As Obama responds to the latest in fatal confrontations between police officers and black men — this time followed by lethal attacks in Dallas and Baton Rouge on law enforcement officers by black gunmen — he has also confronted a growing list of expectations that young black activists have placed on him.
In private meetings and impromptu conversations with Obama, Black Lives Matter activists and others who share their goals have questioned why a president they see as uniquely aware of racism is not doing more to help them.
It's complicated, Obama tries to explain — a response he acknowledges is accurate and unsatisfying.

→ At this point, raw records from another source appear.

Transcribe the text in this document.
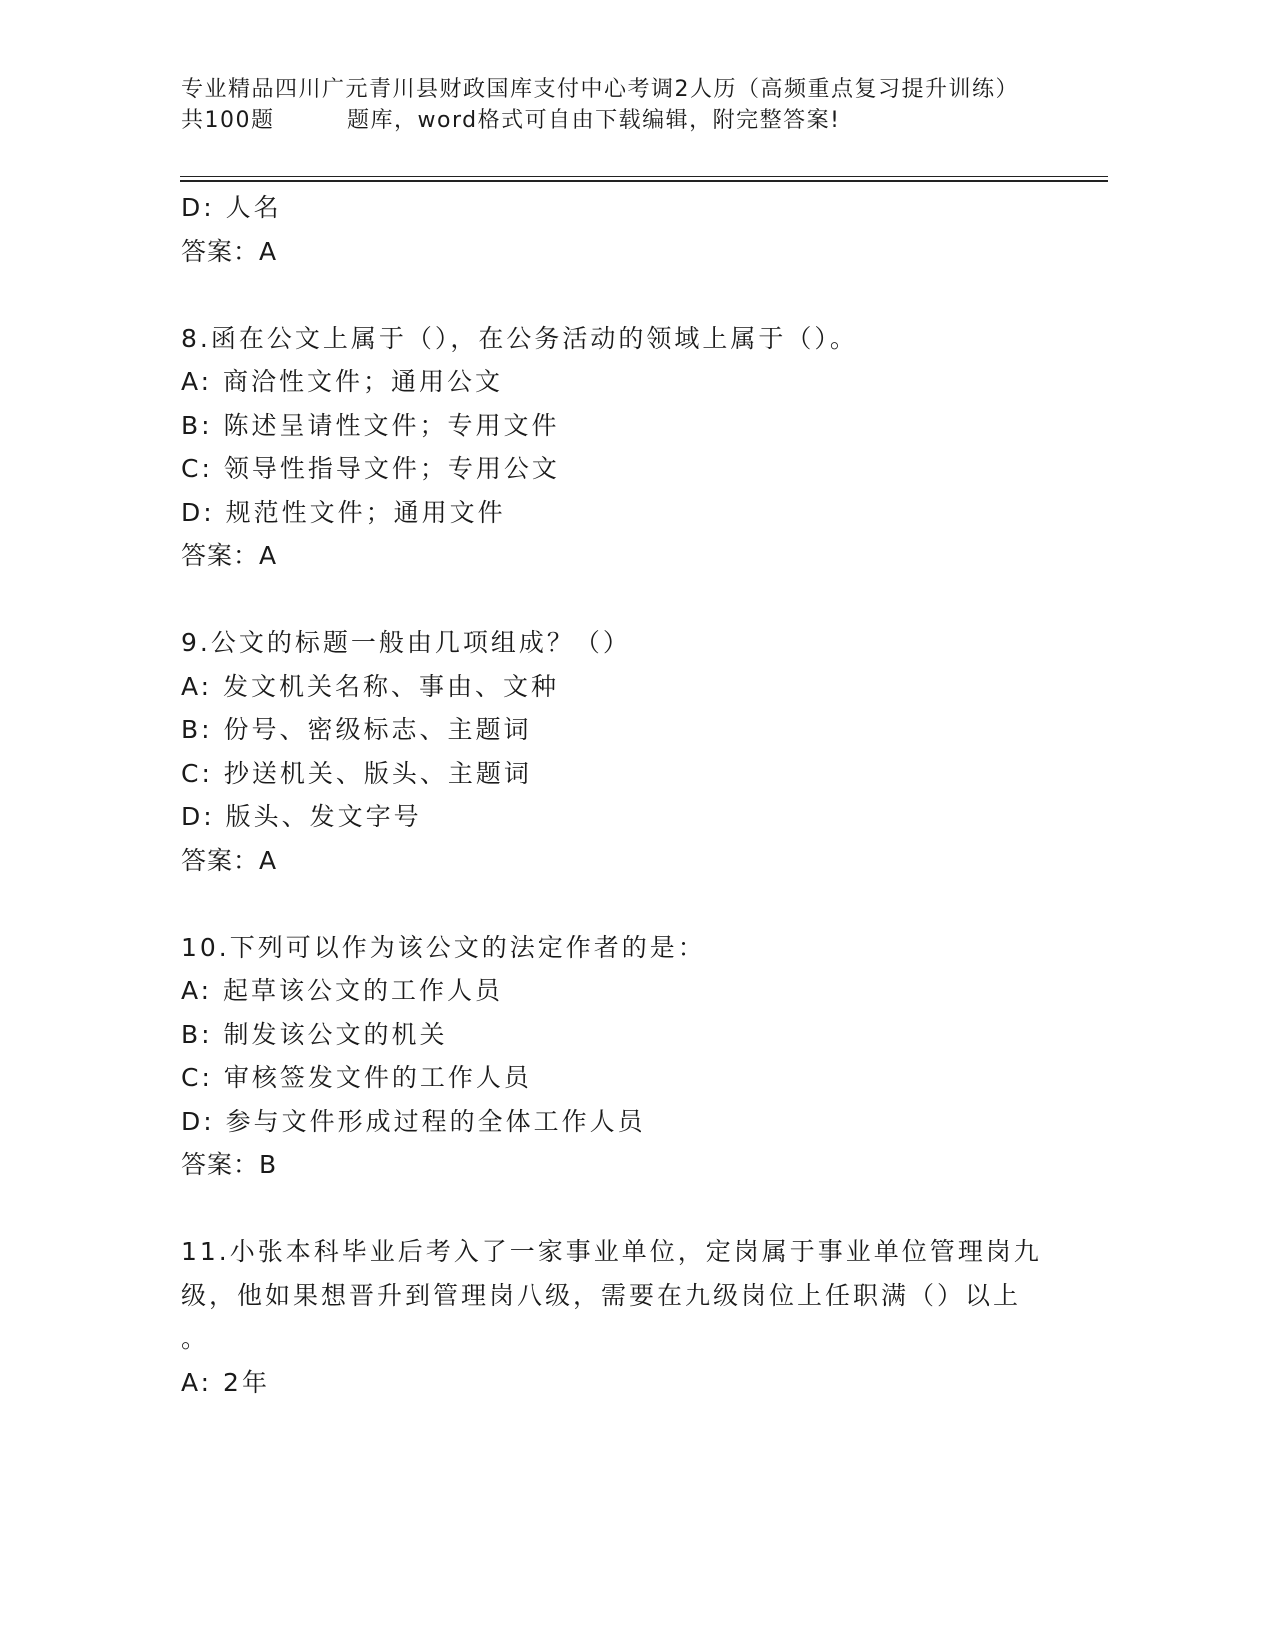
专业精品四川广元青川县财政国库支付中心考调2人历（高频重点复习提升训练）
共100题	题库，word格式可自由下载编辑，附完整答案!
D: 人名
答案：A
8.函在公文上属于（），在公务活动的领域上属于（）。
A: 商洽性文件；通用公文
B: 陈述呈请性文件；专用文件
C: 领导性指导文件；专用公文
D: 规范性文件；通用文件
答案：A
9.公文的标题一般由几项组成？（）
A: 发文机关名称、事由、文种
B: 份号、密级标志、主题词
C: 抄送机关、版头、主题词
D: 版头、发文字号
答案：A
10.下列可以作为该公文的法定作者的是：
A: 起草该公文的工作人员
B: 制发该公文的机关
C: 审核签发文件的工作人员
D: 参与文件形成过程的全体工作人员
答案：B
11.小张本科毕业后考入了一家事业单位，定岗属于事业单位管理岗九
级，他如果想晋升到管理岗八级，需要在九级岗位上任职满（）以上
。
A: 2年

"I feel like the black community is not being listened to, including by the president," Garner said in an interview. "We can't expect him to do everything, but he is the leader, and he can point us in the right direction to ensure that we can get justice."
Obama gave his condolences to Garner but said he was not in a position to offer more because it would be seen, he said, as placing his thumb on the scales during an open Justice Department investigation into what happened to her father. As for the military-style equipment used by police forces, the president said, his administration had addressed the issue, a response that Garner later called "a brushoff."
The confrontations highlighted Obama's struggle to respond to the Black Lives Matter movement, a diffuse group unlike established civil rights organizations that have deep relationships at the White House and on Capitol Hill.
Obama first invited Black Lives Matter activists to the White House in 2014. Obama has prodded them to focus on solutions.
"The goal of protest isn't just to protest for the sake of protesting," he said at last week's town-hall-style meeting. "The goal of protest is to then get the attention of decision-makers and sit down and say, 'Here's what we would like to see,' and have a negotiation, which over time can actually lead to improvements in the system."
The president, his advisers say, identifies with the protesters' cause — a former community organizer, he spoke at last week's meeting about his experiences of being discriminated against by police officers and others — but as the person who appoints the nation's top law enforcement official, he is equally sensitive to police concerns.
"His empathy isn't only with the movement; it's also with the enormous challenge that law enforcement officers have," said Valerie Jarrett, Obama's senior adviser. "He can feel both perspectives because he is of both perspectives."